Wildflower weekend.
Our young friend C (now into the last of her teen years) came up and stayed with us yesterday and today. As I type this now, C is with her friends in a nearby town, having dinner and going to a country line-dancing place called Hurricane Harry's, or something like that.
We spent part of yesterday afternoon collecting one of each wildflower we have on our property. I looked up the unfamiliar ones in my wildflower book and we marked all the pages that have color photos of each wildflower on our land. At last count, we have 27 different species. I have one of each pressed inbetween paper, and if they dry nicely, maybe I can make a collage out of them all.
The three of us went into Wellborn yesterday and had lunch at the Hullabaloo Diner. C had never seen a vintage chrome and tile diner before, and she seemed to like the idea of the swivel stools at the counter. The resident peacock was there in all his glory, with spreading feathers aimed at the sky for all to see and admire. We also went into College Station to "Shakes," for their delicious homemade ice cream.... the best around..... sort of a mix of hard ice cream and soft custard. Only two flavors, chocolate and vanilla, but they will mix in just about anything that you can think of. In my opinion, there's nothing better than plain old chocolate ice cream, and as long as the ice cream is perfectly delicious, it doesn't need anything else.
On the way back from College Station, we stopped to see the miniature horses at the convent near Navasota. There were four tiny recently-born horses, two of which I have already named (Rusty and Buttercup). No, we're not getting them. No, I don't want anything else to take care of. But yes, they were cute as cute can possibly be.... and we ooohed and aaahed over them for nearly an hour.
Today we drove into Burton for their annual "Cotton Gin Festival." The tiny town of Burton has the only still-working cotton gin in the entire country. We saw the original building, but the line of people waiting to get in was too long of a wait. We walked around the fairgrounds.... lots of food booths (selling either meat or fried things) and merchandise booths (selling everything from homemade apple butter to yard art). They had about 50 tractors all lined up for a "tractor pull," and for the life of me, we couldn't figure out what that meant. By the looks of things there, they would hitch a trailer to a tractor, fill it with dead-weight, and the tractors would take turns trying to pull it a certain distance. I guess the less time it took the tractor to get from here to there, the better the chances of winning the competition. We didn't stay around to see the results of that.
For lunch today, we drove up to Round Top, to Royer's Cafe..... grilled salmon on top of salad, with cherry pie for dessert. I tasted the crust, which was totally delicious, then ate the cherry filling and left the crust to eliminate those extra calories. Royer's is always fun, filled with vintage memorabilia and the best music from the 1950s and 1960s always blasting quietly in the background. Great place, and probably the only place to eat in Round Top. They're known for their hamburgers, which look and smell delicious, and if ever I were going to eat a burger, Royer's would be the place to do it.

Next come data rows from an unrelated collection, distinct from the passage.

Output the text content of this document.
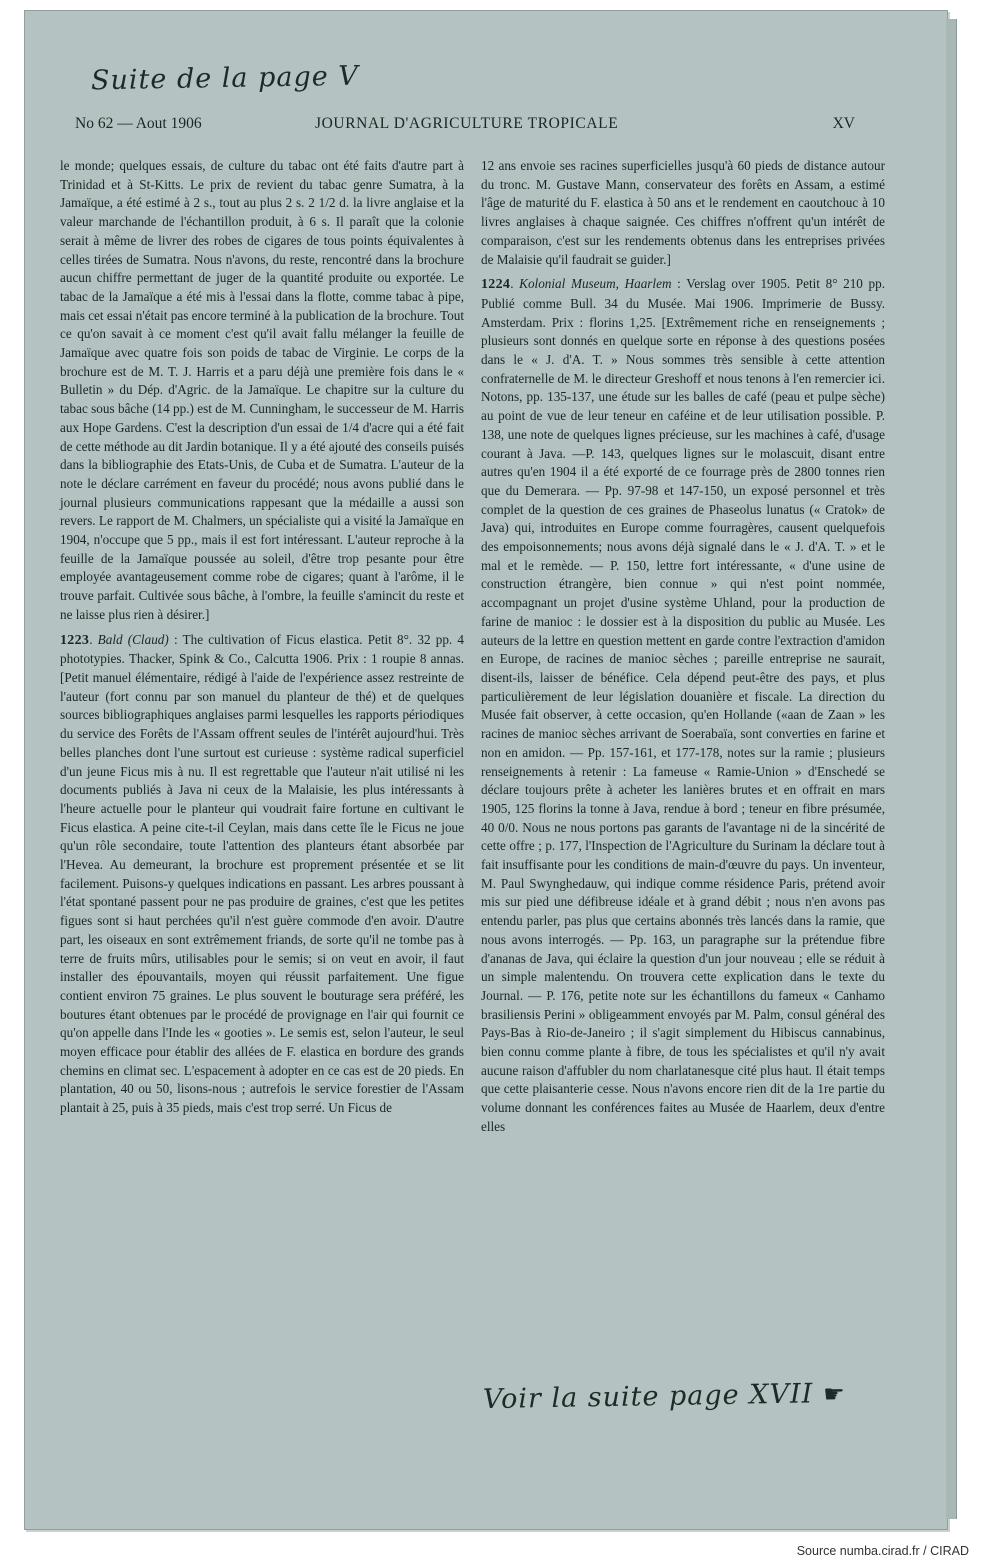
Suite de la page V
No 62 — Aout 1906	JOURNAL D'AGRICULTURE TROPICALE	XV

le monde; quelques essais, de culture du tabac ont été faits d'autre part à Trinidad et à St-Kitts. Le prix de revient du tabac genre Sumatra, à la Jamaïque, a été estimé à 2 s., tout au plus 2 s. 2 1/2 d. la livre anglaise et la valeur marchande de l'échantillon produit, à 6 s. Il paraît que la colonie serait à même de livrer des robes de cigares de tous points équivalentes à celles tirées de Sumatra. Nous n'avons, du reste, rencontré dans la brochure aucun chiffre permettant de juger de la quantité produite ou exportée. Le tabac de la Jamaïque a été mis à l'essai dans la flotte, comme tabac à pipe, mais cet essai n'était pas encore terminé à la publication de la brochure. Tout ce qu'on savait à ce moment c'est qu'il avait fallu mélanger la feuille de Jamaïque avec quatre fois son poids de tabac de Virginie. Le corps de la brochure est de M. T. J. Harris et a paru déjà une première fois dans le « Bulletin » du Dép. d'Agric. de la Jamaïque. Le chapitre sur la culture du tabac sous bâche (14 pp.) est de M. Cunningham, le successeur de M. Harris aux Hope Gardens. C'est la description d'un essai de 1/4 d'acre qui a été fait de cette méthode au dit Jardin botanique. Il y a été ajouté des conseils puisés dans la bibliographie des Etats-Unis, de Cuba et de Sumatra. L'auteur de la note le déclare carrément en faveur du procédé; nous avons publié dans le journal plusieurs communications rappesant que la médaille a aussi son revers. Le rapport de M. Chalmers, un spécialiste qui a visité la Jamaïque en 1904, n'occupe que 5 pp., mais il est fort intéressant. L'auteur reproche à la feuille de la Jamaïque poussée au soleil, d'être trop pesante pour être employée avantageusement comme robe de cigares; quant à l'arôme, il le trouve parfait. Cultivée sous bâche, à l'ombre, la feuille s'amincit du reste et ne laisse plus rien à désirer.]

1223. Bald (Claud) : The cultivation of Ficus elastica. Petit 8°. 32 pp. 4 phototypies. Thacker, Spink & Co., Calcutta 1906. Prix : 1 roupie 8 annas. [Petit manuel élémentaire, rédigé à l'aide de l'expérience assez restreinte de l'auteur (fort connu par son manuel du planteur de thé) et de quelques sources bibliographiques anglaises parmi lesquelles les rapports périodiques du service des Forêts de l'Assam offrent seules de l'intérêt aujourd'hui. Très belles planches dont l'une surtout est curieuse : système radical superficiel d'un jeune Ficus mis à nu. Il est regrettable que l'auteur n'ait utilisé ni les documents publiés à Java ni ceux de la Malaisie, les plus intéressants à l'heure actuelle pour le planteur qui voudrait faire fortune en cultivant le Ficus elastica. A peine cite-t-il Ceylan, mais dans cette île le Ficus ne joue qu'un rôle secondaire, toute l'attention des planteurs étant absorbée par l'Hevea. Au demeurant, la brochure est proprement présentée et se lit facilement. Puisons-y quelques indications en passant. Les arbres poussant à l'état spontané passent pour ne pas produire de graines, c'est que les petites figues sont si haut perchées qu'il n'est guère commode d'en avoir. D'autre part, les oiseaux en sont extrêmement friands, de sorte qu'il ne tombe pas à terre de fruits mûrs, utilisables pour le semis; si on veut en avoir, il faut installer des épouvantails, moyen qui réussit parfaitement. Une figue contient environ 75 graines. Le plus souvent le bouturage sera préféré, les boutures étant obtenues par le procédé de provignage en l'air qui fournit ce qu'on appelle dans l'Inde les « gooties ». Le semis est, selon l'auteur, le seul moyen efficace pour établir des allées de F. elastica en bordure des grands chemins en climat sec. L'espacement à adopter en ce cas est de 20 pieds. En plantation, 40 ou 50, lisons-nous ; autrefois le service forestier de l'Assam plantait à 25, puis à 35 pieds, mais c'est trop serré. Un Ficus de

12 ans envoie ses racines superficielles jusqu'à 60 pieds de distance autour du tronc. M. Gustave Mann, conservateur des forêts en Assam, a estimé l'âge de maturité du F. elastica à 50 ans et le rendement en caoutchouc à 10 livres anglaises à chaque saignée. Ces chiffres n'offrent qu'un intérêt de comparaison, c'est sur les rendements obtenus dans les entreprises privées de Malaisie qu'il faudrait se guider.]

1224. Kolonial Museum, Haarlem : Verslag over 1905. Petit 8° 210 pp. Publié comme Bull. 34 du Musée. Mai 1906. Imprimerie de Bussy. Amsterdam. Prix : florins 1,25. [Extrêmement riche en renseignements ; plusieurs sont donnés en quelque sorte en réponse à des questions posées dans le « J. d'A. T. » Nous sommes très sensible à cette attention confraternelle de M. le directeur Greshoff et nous tenons à l'en remercier ici. Notons, pp. 135-137, une étude sur les balles de café (peau et pulpe sèche) au point de vue de leur teneur en caféine et de leur utilisation possible. P. 138, une note de quelques lignes précieuse, sur les machines à café, d'usage courant à Java. —P. 143, quelques lignes sur le molascuit, disant entre autres qu'en 1904 il a été exporté de ce fourrage près de 2800 tonnes rien que du Demerara. — Pp. 97-98 et 147-150, un exposé personnel et très complet de la question de ces graines de Phaseolus lunatus (« Cratok» de Java) qui, introduites en Europe comme fourragères, causent quelquefois des empoisonnements; nous avons déjà signalé dans le « J. d'A. T. » et le mal et le remède. — P. 150, lettre fort intéressante, « d'une usine de construction étrangère, bien connue » qui n'est point nommée, accompagnant un projet d'usine système Uhland, pour la production de farine de manioc : le dossier est à la disposition du public au Musée. Les auteurs de la lettre en question mettent en garde contre l'extraction d'amidon en Europe, de racines de manioc sèches ; pareille entreprise ne saurait, disent-ils, laisser de bénéfice. Cela dépend peut-être des pays, et plus particulièrement de leur législation douanière et fiscale. La direction du Musée fait observer, à cette occasion, qu'en Hollande («aan de Zaan » les racines de manioc sèches arrivant de Soerabaïa, sont converties en farine et non en amidon. — Pp. 157-161, et 177-178, notes sur la ramie ; plusieurs renseignements à retenir : La fameuse « Ramie-Union » d'Enschedé se déclare toujours prête à acheter les lanières brutes et en offrait en mars 1905, 125 florins la tonne à Java, rendue à bord ; teneur en fibre présumée, 40 0/0. Nous ne nous portons pas garants de l'avantage ni de la sincérité de cette offre ; p. 177, l'Inspection de l'Agriculture du Surinam la déclare tout à fait insuffisante pour les conditions de main-d'œuvre du pays. Un inventeur, M. Paul Swynghedauw, qui indique comme résidence Paris, prétend avoir mis sur pied une défibreuse idéale et à grand débit ; nous n'en avons pas entendu parler, pas plus que certains abonnés très lancés dans la ramie, que nous avons interrogés. — Pp. 163, un paragraphe sur la prétendue fibre d'ananas de Java, qui éclaire la question d'un jour nouveau ; elle se réduit à un simple malentendu. On trouvera cette explication dans le texte du Journal. — P. 176, petite note sur les échantillons du fameux « Canhamo brasiliensis Perini » obligeamment envoyés par M. Palm, consul général des Pays-Bas à Rio-de-Janeiro ; il s'agit simplement du Hibiscus cannabinus, bien connu comme plante à fibre, de tous les spécialistes et qu'il n'y avait aucune raison d'affubler du nom charlatanesque cité plus haut. Il était temps que cette plaisanterie cesse. Nous n'avons encore rien dit de la 1re partie du volume donnant les conférences faites au Musée de Haarlem, deux d'entre elles

Voir la suite page XVII ☛
Source numba.cirad.fr / CIRAD
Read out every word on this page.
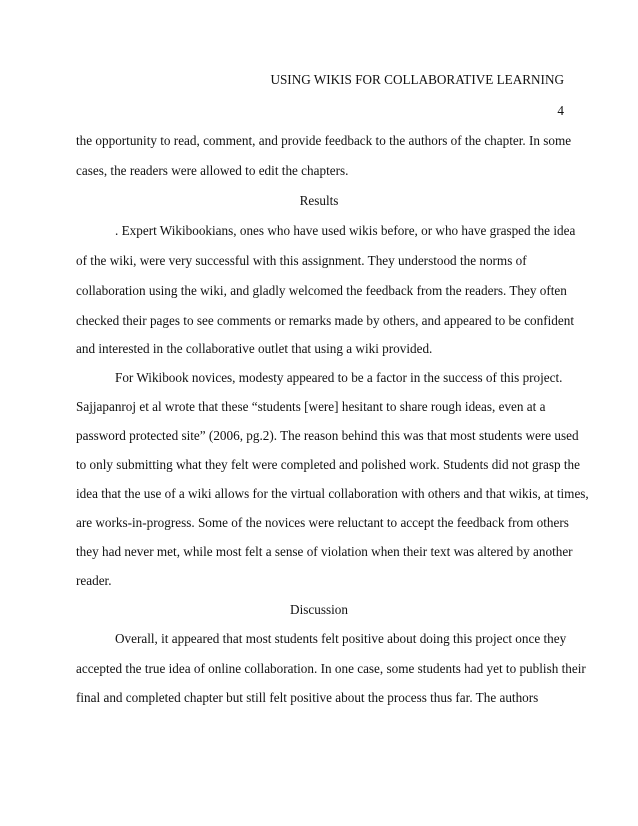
USING WIKIS FOR COLLABORATIVE LEARNING
4
the opportunity to read, comment, and provide feedback to the authors of the chapter. In some
cases, the readers were allowed to edit the chapters.
Results
. Expert Wikibookians, ones who have used wikis before, or who have grasped the idea
of the wiki, were very successful with this assignment. They understood the norms of
collaboration using the wiki, and gladly welcomed the feedback from the readers. They often
checked their pages to see comments or remarks made by others, and appeared to be confident
and interested in the collaborative outlet that using a wiki provided.
For Wikibook novices, modesty appeared to be a factor in the success of this project.
Sajjapanroj et al wrote that these “students [were] hesitant to share rough ideas, even at a
password protected site” (2006, pg.2). The reason behind this was that most students were used
to only submitting what they felt were completed and polished work. Students did not grasp the
idea that the use of a wiki allows for the virtual collaboration with others and that wikis, at times,
are works-in-progress. Some of the novices were reluctant to accept the feedback from others
they had never met, while most felt a sense of violation when their text was altered by another
reader.
Discussion
Overall, it appeared that most students felt positive about doing this project once they
accepted the true idea of online collaboration. In one case, some students had yet to publish their
final and completed chapter but still felt positive about the process thus far. The authors
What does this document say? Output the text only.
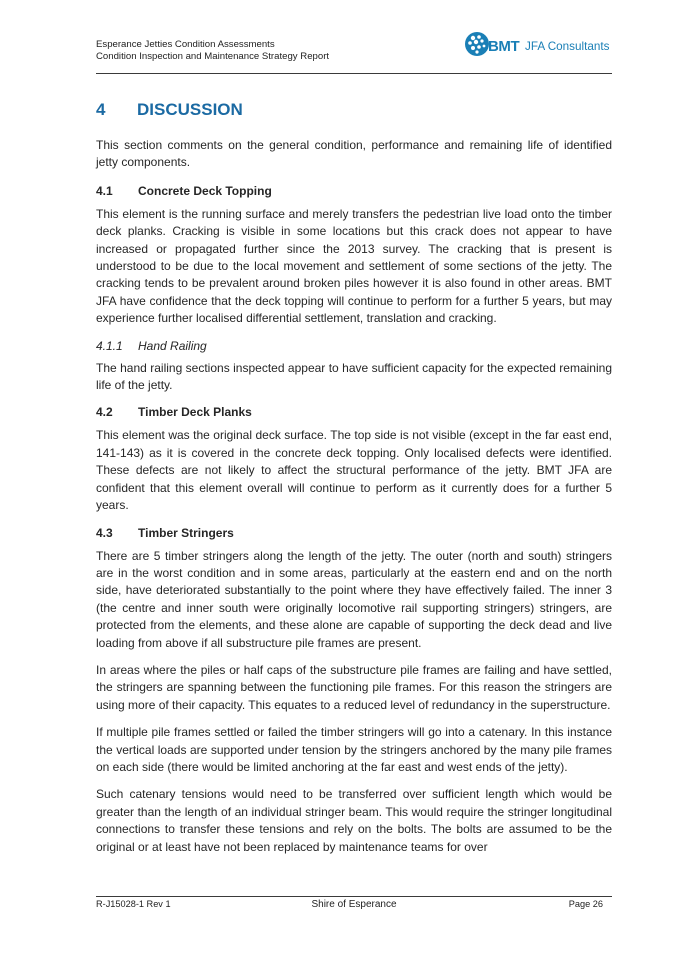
Esperance Jetties Condition Assessments
Condition Inspection and Maintenance Strategy Report
BMT JFA Consultants
4 DISCUSSION

This section comments on the general condition, performance and remaining life of identified jetty components.

4.1 Concrete Deck Topping

This element is the running surface and merely transfers the pedestrian live load onto the timber deck planks. Cracking is visible in some locations but this crack does not appear to have increased or propagated further since the 2013 survey. The cracking that is present is understood to be due to the local movement and settlement of some sections of the jetty. The cracking tends to be prevalent around broken piles however it is also found in other areas. BMT JFA have confidence that the deck topping will continue to perform for a further 5 years, but may experience further localised differential settlement, translation and cracking.

4.1.1 Hand Railing

The hand railing sections inspected appear to have sufficient capacity for the expected remaining life of the jetty.

4.2 Timber Deck Planks

This element was the original deck surface. The top side is not visible (except in the far east end, 141-143) as it is covered in the concrete deck topping. Only localised defects were identified. These defects are not likely to affect the structural performance of the jetty. BMT JFA are confident that this element overall will continue to perform as it currently does for a further 5 years.

4.3 Timber Stringers

There are 5 timber stringers along the length of the jetty. The outer (north and south) stringers are in the worst condition and in some areas, particularly at the eastern end and on the north side, have deteriorated substantially to the point where they have effectively failed. The inner 3 (the centre and inner south were originally locomotive rail supporting stringers) stringers, are protected from the elements, and these alone are capable of supporting the deck dead and live loading from above if all substructure pile frames are present.

In areas where the piles or half caps of the substructure pile frames are failing and have settled, the stringers are spanning between the functioning pile frames. For this reason the stringers are using more of their capacity. This equates to a reduced level of redundancy in the superstructure.

If multiple pile frames settled or failed the timber stringers will go into a catenary. In this instance the vertical loads are supported under tension by the stringers anchored by the many pile frames on each side (there would be limited anchoring at the far east and west ends of the jetty).

Such catenary tensions would need to be transferred over sufficient length which would be greater than the length of an individual stringer beam. This would require the stringer longitudinal connections to transfer these tensions and rely on the bolts. The bolts are assumed to be the original or at least have not been replaced by maintenance teams for over

R-J15028-1 Rev 1	Shire of Esperance	Page 26
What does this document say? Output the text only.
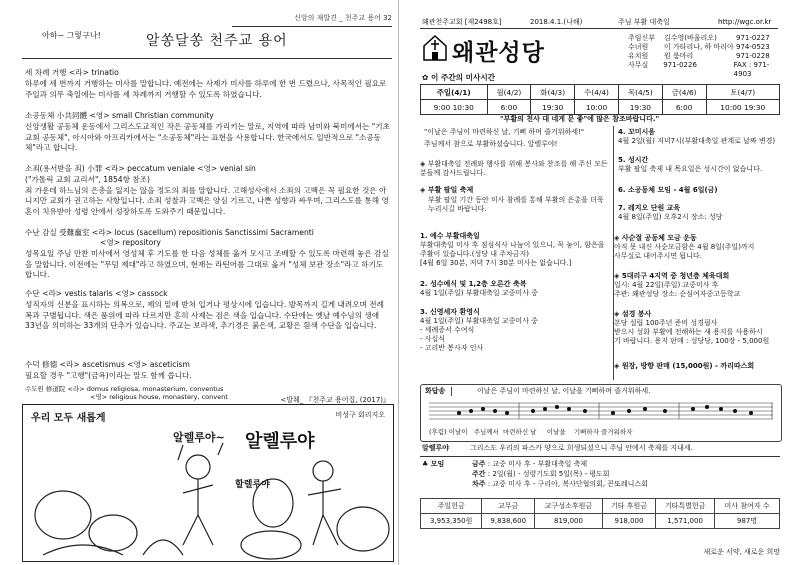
신앙의 재발견 _ 천주교 용어 32
아하~ 그렇구나!	알쏭달쏭 천주교 용어
세 차례 거행 <라> trinatio
하루에 세 번까지 거행하는 미사를 말합니다. 예전에는 사제가 미사를 하루에 한 번 드렸으나, 사목적인 필요로 주일과 의무 축일에는 미사를 세 차례까지 거행할 수 있도록 하였습니다.
소공동체 小共同體 <영> small Christian community
신앙생활 공동체 운동에서 그리스도교적인 작은 공동체를 가리키는 말로, 지역에 따라 남미와 북미에서는 "기초 교회 공동체", 아시아와 아프리카에서는 "소공동체"라는 표현을 사용합니다. 한국에서도 일반적으로 "소공동체"라고 합니다.
소죄(용서받을 죄) 小罪 <라> peccatum veniale <영> venial sin
("가톨릭 교회 교리서", 1854항 참조)
죄 가운데 하느님의 은총을 잃지는 않을 정도의 죄를 말합니다. 고해성사에서 소죄의 고백은 꼭 필요한 것은 아니지만 교회가 권고하는 사항입니다. 소죄 성찰과 고백은 양심 기르고, 나쁜 성향과 싸우며, 그리스도를 통해 영혼이 치유받아 성령 안에서 성장하도록 도와주기 때문입니다.
수난 감실 受難龕室 <라> locus (sacellum) repositionis Sanctissimi Sacramenti
<영> repository
성목요일 주님 만찬 미사에서 영성체 후 기도를 한 다음 성체를 옮겨 모시고 조배할 수 있도록 마련해 놓은 감실을 말합니다. 이전에는 "무덤 제대"라고 하였으며, 현재는 라틴어를 그대로 옮겨 "성체 보관 장소"라고 하기도 합니다.
수단 <라> vestis talaris <영> cassock
성직자의 신분을 표시하는 의복으로, 제의 밑에 받쳐 입거나 평상시에 입습니다. 발목까지 길게 내려오며 전례복과 구별됩니다. 색은 품위에 따라 다르지만 흔히 사제는 검은 색을 입습니다. 수단에는 옛날 예수님의 생애 33년을 의미하는 33개의 단추가 있습니다. 주교는 보라색, 추기경은 붉은색, 교황은 흰색 수단을 입습니다.
수덕 修德 <라> ascetismus <영> asceticism
필요할 경우 "고행"(금욕)이라는 말도 함께 씁니다.
수도원 修道院 <라> domus religiosa, monasterium, conventus
<영> religious house, monastery, convent	<발췌_ 『천주교 용어집, (2017)』
우리 모두 새롭게	비성구 회리지오
알렐루야~ 알렐루야
할렐루야
왜관천주교회 [제2498호]	2018.4.1.(나해)	주님 부활 대축일	http://wgc.or.kr
왜관성당
주임신부	김수영(바울리오)	971-0227
수녀원	이 가타리나, 하 마리아 974-0523
유치원	원 룸마리	971-0228
사무실	971-0226	FAX : 971-4903
✿ 이 주간의 미사시간
주일(4/1)	월(4/2)	화(4/3)	수(4/4)	목(4/5)	금(4/6)	토(4/7)
9:00 10:30	6:00	19:30	10:00	19:30	6:00	10:00 19:30
"부활의 천사 대 네게 문 좋"에 많은 참조바랍니다."
"이날은 주님이 마련하신 날, 기뻐 하며 즐거워하세!"
주님께서 참으로 부활하셨습니다. 알렐루야!
◈ 부활대축일 전례와 행사를 위해 봉사와 찬조를 해 주신 모든 분들께 감사드립니다.
◈ 부활 팔일 축제
부활 팔일 기간 동안 미사 참례를 통해 부활의 은총을 더욱 누리시길 바랍니다.
1. 예수 부활대축일
부활대축일 미사 후 점심식사 나눔이 있으니, 꼭 놓이, 함은을 주활이 있습니다.(성당 내 주차금지)
[4월 6일 30분, 저녁 7시 30분 미사는 없습니다.]
2. 성수예식 및 1,2층 오른간 축복
4월 1일(주일) 부활대축일 교중미사 중
3. 신영세자 환영식
4월 1일(주일) 부활대축일 교중미사 중
- 세례증서 수여식
- 사십식
- 고리반 봉사자 인사
4. 꼬미시움
4월 2일(월) 저녁7시(부활대축일 관계로 날짜 변경)
5. 성시간
부활 팔일 축제 내 목요일은 성시간이 없습니다.
6. 소공동체 모임 - 4월 6일(금)
7. 레지오 단원 교육
4월 8일(주일) 오후2시 장소: 성당
◈ 사순절 공동체 모금 운동
아직 못 내신 사순모금함은 4월 8일(주일)까지
사무실로 내어주시면 됩니다.
◈ 5대리구 4지역 중 청년층 체육대회
일시: 4월 22일(주일) 교중미사 후
주관: 왜관성당 장소: 순심여자중고등학교
◈ 설경 봉사
본당 설립 100주년 준비 성경필사
받으시 성화 부활에 전해하는 새 용지를 사용하시
기 바랍니다. 용지 판매 : 성당당, 100장 - 5,000원
◈ 원장, 방향 판매 (15,000원) - 까리따스회
화답송	이날은 주님이 마련하신 날, 이날을 기뻐하며 즐거워하세.
(후렴) 이날이   주님께서  마련하신 날     이날을    기뻐하자 즐거워하자
알렐루야	그리스도 우리의 파스카 양으로 희생되셨으니 주님 안에서 축제를 지내세.
♣ 모임	금주 : 교중 미사 후 - 부활대축일 축제
주간 : 2일(월) - 성령기도회 5일(목) - 평도회
차주 : 교중 미사 후 - 구리아, 복사단협의회, 꼰또레니스회
주일헌금	교무금	교구성소후원금	기타 후원금	기타특별헌금	미사 참여자 수
3,953,350원	9,838,600	819,000	918,000	1,571,000	987명
새로운 서약, 새로운 희망
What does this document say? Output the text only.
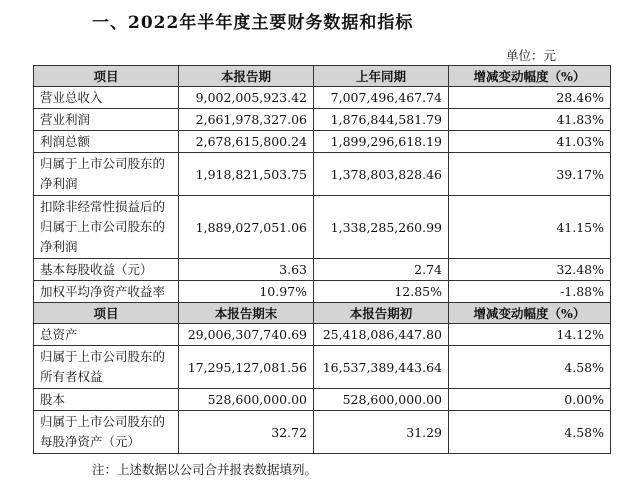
一、2022年半年度主要财务数据和指标
单位：元
项目	本报告期	上年同期	增减变动幅度（%）
营业总收入	9,002,005,923.42	7,007,496,467.74	28.46%
营业利润	2,661,978,327.06	1,876,844,581.79	41.83%
利润总额	2,678,615,800.24	1,899,296,618.19	41.03%
归属于上市公司股东的净利润	1,918,821,503.75	1,378,803,828.46	39.17%
扣除非经常性损益后的归属于上市公司股东的净利润	1,889,027,051.06	1,338,285,260.99	41.15%
基本每股收益（元）	3.63	2.74	32.48%
加权平均净资产收益率	10.97%	12.85%	-1.88%
项目	本报告期末	本报告期初	增减变动幅度（%）
总资产	29,006,307,740.69	25,418,086,447.80	14.12%
归属于上市公司股东的所有者权益	17,295,127,081.56	16,537,389,443.64	4.58%
股本	528,600,000.00	528,600,000.00	0.00%
归属于上市公司股东的每股净资产（元）	32.72	31.29	4.58%
注：上述数据以公司合并报表数据填列。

On both days, we drove along such beautiful roads, stopping here and there to take photos of wildflowers and livestock. Fields filled with bluebonnets and paintbrush, daisies and yellow-stars, and a host of wildflowers of all colors of the rainbow. And when we got home today, there were a few cars driving down our own road, stopping to take photos of our wildflower fields. Too wonderful for words. I told one of my NY cousins about Texans driving around at this time of the year to take pictures of wildflower fields, and she told me that if people did that up in NY, homeowners would be calling the police.
But not here. There are small-town festivals, working cotton gins, vintage diners, 1950s music playing in the middle of a town with a population of just 77, and endless fields and pastures filled with the most beautifully fragrant and eye-popping wildflowers, for as far and as wide as your eyes can see. What a great place to be. And we live here.
About the chickens-- Scarlett has come out of her nesting box, with a little help from me. I just kept picking her up and taking her out of there, then walking to where the other hens were pecking in the grass before releasing her. "Go and play with the girls," I told her. Around about the 17th time, she stayed out, rather than running back into the coop and flying back up to the nesting box. I'm hoping Scarlett has turned the hatching-corner now...... otherwise, I will have to continue going out to the coop every half-hour to get her out of there.